第5話 12月25日 午前1時10分


「ニナちゃん」


 不思議に思って見つめ返すと、未和は仁奈の肩を掴んで顔を覗き込んだ。目を見開いて、じっと仁奈を見つめている。


「えっ、えっ、なんで? 今の話、泣く要素あった?」


 慌てふためく未和を見て、仁奈は自分が泣いていることにやっと気がついた。


「ごめん、違うから」


 ポロポロとあふれ出す涙をぬぐいながら、仁奈は再びカレーを食べ始めた。


「……ちょっと、うちのお風呂が壊れちゃって」

「えっ、じゃあうちのお風呂入って! だから泣かないで」

「いや、お風呂のせいじゃないんだけど、未和ちゃんいなかったら食べたいものも食べられなくて、お風呂にも入れなかったのかなって思ったら、なんかちょっと天に見放されてる気がして……ごめん、そんな話1ミリもしてなかったのに、情緒がバグッちゃって」

「えっと、大丈夫?」

「うん、とにかく未和ちゃんのせいじゃないから。ちょっとなんかもう、いろいろバグが発生してるというか、パソコンとか使いすぎると不具合が生じておかしくなったりするでしょ。そういう感じ。そのうち治るから」

「なんだかよくわかんないけど、本当に大丈夫?」

「大丈夫大丈夫。ごめんね。ごちそうさま」


 泣きながらカレーをたいらげると、仁奈は目を閉じ、テーブルの上に突っ伏した。暴力的なまでのカレー欲が満たされたとたん睡魔が襲いかかってきて、仁奈はテーブルの上から頭を動かすこともできなかった。せめてもの礼として、皿を洗うくらいはしたいのに、動けない。

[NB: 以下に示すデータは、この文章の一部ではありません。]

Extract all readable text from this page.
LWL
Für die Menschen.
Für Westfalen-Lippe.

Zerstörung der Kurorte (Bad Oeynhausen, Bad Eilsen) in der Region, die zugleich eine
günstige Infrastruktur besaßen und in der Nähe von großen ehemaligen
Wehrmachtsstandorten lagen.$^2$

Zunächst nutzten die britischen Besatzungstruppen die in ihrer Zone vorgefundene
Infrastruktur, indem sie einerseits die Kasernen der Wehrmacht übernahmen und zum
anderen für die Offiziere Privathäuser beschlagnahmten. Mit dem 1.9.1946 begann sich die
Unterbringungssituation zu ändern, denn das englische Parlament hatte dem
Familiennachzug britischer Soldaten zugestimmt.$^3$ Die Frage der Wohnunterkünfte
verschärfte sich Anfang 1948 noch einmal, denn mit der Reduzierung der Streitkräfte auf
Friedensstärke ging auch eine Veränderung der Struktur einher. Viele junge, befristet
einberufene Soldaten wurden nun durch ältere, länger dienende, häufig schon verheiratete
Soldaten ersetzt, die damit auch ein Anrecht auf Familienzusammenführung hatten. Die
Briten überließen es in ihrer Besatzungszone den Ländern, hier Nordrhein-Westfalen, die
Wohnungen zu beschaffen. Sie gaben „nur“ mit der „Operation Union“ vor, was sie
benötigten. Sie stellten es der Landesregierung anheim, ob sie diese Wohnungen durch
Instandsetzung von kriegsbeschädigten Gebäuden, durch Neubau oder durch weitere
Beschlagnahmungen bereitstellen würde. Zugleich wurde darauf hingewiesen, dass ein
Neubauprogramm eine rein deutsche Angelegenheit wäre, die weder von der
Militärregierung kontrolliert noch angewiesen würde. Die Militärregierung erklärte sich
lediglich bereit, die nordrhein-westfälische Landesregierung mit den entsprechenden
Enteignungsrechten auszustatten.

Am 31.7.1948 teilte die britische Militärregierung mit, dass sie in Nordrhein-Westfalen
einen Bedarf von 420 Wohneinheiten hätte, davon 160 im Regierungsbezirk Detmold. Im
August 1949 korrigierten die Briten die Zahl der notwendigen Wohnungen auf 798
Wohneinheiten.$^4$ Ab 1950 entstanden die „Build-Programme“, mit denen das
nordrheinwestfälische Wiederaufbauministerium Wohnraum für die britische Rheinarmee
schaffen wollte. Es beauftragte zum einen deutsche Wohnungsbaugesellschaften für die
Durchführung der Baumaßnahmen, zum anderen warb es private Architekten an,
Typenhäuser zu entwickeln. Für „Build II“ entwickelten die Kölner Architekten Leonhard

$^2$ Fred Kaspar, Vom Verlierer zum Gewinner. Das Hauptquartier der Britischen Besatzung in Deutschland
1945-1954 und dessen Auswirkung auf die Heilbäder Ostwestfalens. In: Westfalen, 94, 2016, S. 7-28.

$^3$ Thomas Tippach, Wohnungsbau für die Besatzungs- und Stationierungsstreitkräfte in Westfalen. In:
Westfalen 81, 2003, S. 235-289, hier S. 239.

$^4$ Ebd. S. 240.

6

「ニナちゃん、うち泊まってく? あっ、明日晴れるって! どこ行こっか?」


 未和はいつのまにかテレビをつけて天気予報を見ていた。真夜中に押しかけてカレーをごちそうしてもらったにも関わらず、さっき言った約束は未和の中ではまだ有効らしい。


「……未和ちゃんの好きなところでいいよ。わたしがおごる」

「えー、わたしがおごりたいのに」

「わたしにおごらせて。未和ちゃんは命の恩人だから」

「そうなの!? じゃあどうしよー……クリスマスっぽいことぜんぜんしてないから、ケーキ食べたいな」

「ケーキでも、なんでもいいよ」

「じゃあ駅ビルの中にあるカフェがいいな。ケーキバイキングがあるんだよ。入ってみたかったけど、リア充の巣窟みたいなおしゃれなカフェで怖くてなかなか入れなかったんだ」

「……未和ちゃん、リア充が怖いの……? なんか意外」

「うん! 知らない人がたくさんいる場所とか怖くて吐きそうになる」

「それでよくバンドなんてやってるね」

「うん、でももうすぐ解散しちゃうんだ」

「えっ?」

「もともと期限付きで解散する約束だったの。大みそかにカウントダウンライブのイベントがあるんだけど、そこで解散ライブやるからよかったらニナちゃんも来て! あっ、ここだよ、ケーキバイキングのお店」


 情報量の多さに戸惑いながら、仁奈は未和のスマホの画面を見た。そこにはいかにもSNS映えしそうなカフェが映っていた。


「……わかった。そこに行こう……」

「やったー! ネット予約できるかな……あっ? ニナちゃん寝ちゃダメ! お風呂沸かすから入って!」


 このままお風呂に入ったら確実に溺死しそうな気がする。この満たされた状態で死ぬのも悪くないかもと一瞬思ったが、クリスマスに人の家の風呂で死ぬわけにはいかない、と思い直した。何より、未和との約束を果たせないまま死ぬわけにはいかない。


「大丈夫、起きるから……」


 気力を振り絞り、なんとか立ち上がろうとしたそのとき、未和が持っていたスマホが突然鳴った。


「未可ちゃんだ」


 未和はスマホを見つめたまま、なぜか固まっていた。


「……出ないの?」

「なんか、夜中の電話って怖い……不吉な知らせだったらどうしよう」

「でも、出たほうがいいよ」

「じゃあニナちゃん、そばにいて」

「わかったから、早く出なって」


 未和がおそるおそる通話ボタンをタップするのを見届けながら、仁奈は猛烈な睡魔に屈し、再びテーブルの上に突っ伏した。少しして、ぼそぼそと話し声が聞こえてきた。未和の声を遠くに聞きながら、仁奈の意識はそこで途絶えた。